À primeira vista, essa carta é a da derrota e da impotência total. Entretanto, os braços e as pernas do Enforcado desenham uma espécie de cruz sobre um triângulo, signo alquímico da realização da grande Obra. É preciso ir além das aparências. Esse Enforcado não é vítima, antes de tudo, de uma servidão mágica? Observando mais atentamente, notamos que a corda não passa em torno de seu pé, sendo possível questionar como é que ela o sustenta. Na realidade, o Enforcado simboliza aqui toda pessoa que, absorvida por uma paixão, sujeita de corpo e alma à tirania de uma ideia ou de um sentimento, não tem consciência de sua escravidão. Mas o símbolo do Enforcado desemboca ainda em outro plano. Sua aparente inatividade, sua posição indicam uma submissão absoluta que promete e assegura um maior poder oculto ou espiritual: a regenerescência ctoniana. O Enforcado renunciou à exaltação de suas próprias energias, ele se afasta para melhor receber as influências cósmicas.

O Enforcado marca bem o final de um ciclo, o homem se invertendo para enfiar a cabeça na terra, poder-se-ia dizer, para restituir o seu ser pensante à terra da qual foi moldado. Essa restituição, contudo, é a condição de sua regeneração.

Partimos, pois, de uma singela ação para chegar aos intrincados meandros dos mistérios e das influências cósmicas.

Tudo que sabemos e que está ao alcance de nossa visão ainda é muito estreito face aos desígnios universais. Ter um filho, plantar uma árvore, escrever um livro, são tarefas introdutórias de quem ainda está na infância da vida. Ter a dimensão do que nos aguarda seria talvez por demais aterrador para nossas consciências medianas.

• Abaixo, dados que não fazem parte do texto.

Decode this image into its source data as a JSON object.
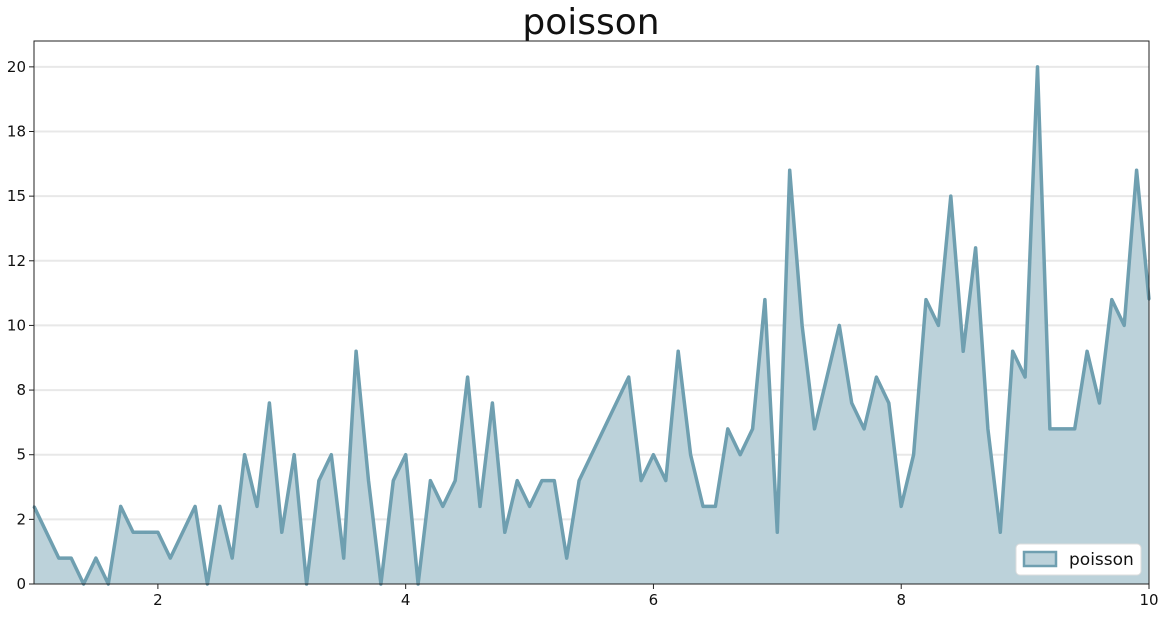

Vamos então dar um passo de cada vez e viver a experiência no nível e plano em que nos encontramos. Se esforçar para tirar uma boa nota na escola, no entanto, é nossa obrigação.

Para finalizar, não vamos nos esquecer que o amor e os cuidados que dedicamos a um ser vivo para que ele cresça e atinja a sua plenitude faz parte do nosso ato de doação - um exercício de desprendimento, portanto - e já serviram aos fins da criação por si mesmos. Chegar à pujança completa já é um grande feito. Muitos não chegam a isto.

Resta a cada um de nós, ao fim e ao cabo, encarar a coexistência da vida e da morte um fato natural e aspecto fundamental no ambiente em que vivemos e que, ‘por acaso’, nos esquecemos.

Referências

  • Chevalier, J. & Gheerbrant, A. - Dicionário de símbolos. Rio de Janeiro, José Olympio Editora, 1996.

  • Kardec, A. - O Livro dos Espíritos. 91. Ed. Rio de Janeiro, Federação Espírita Brasileira, 2007.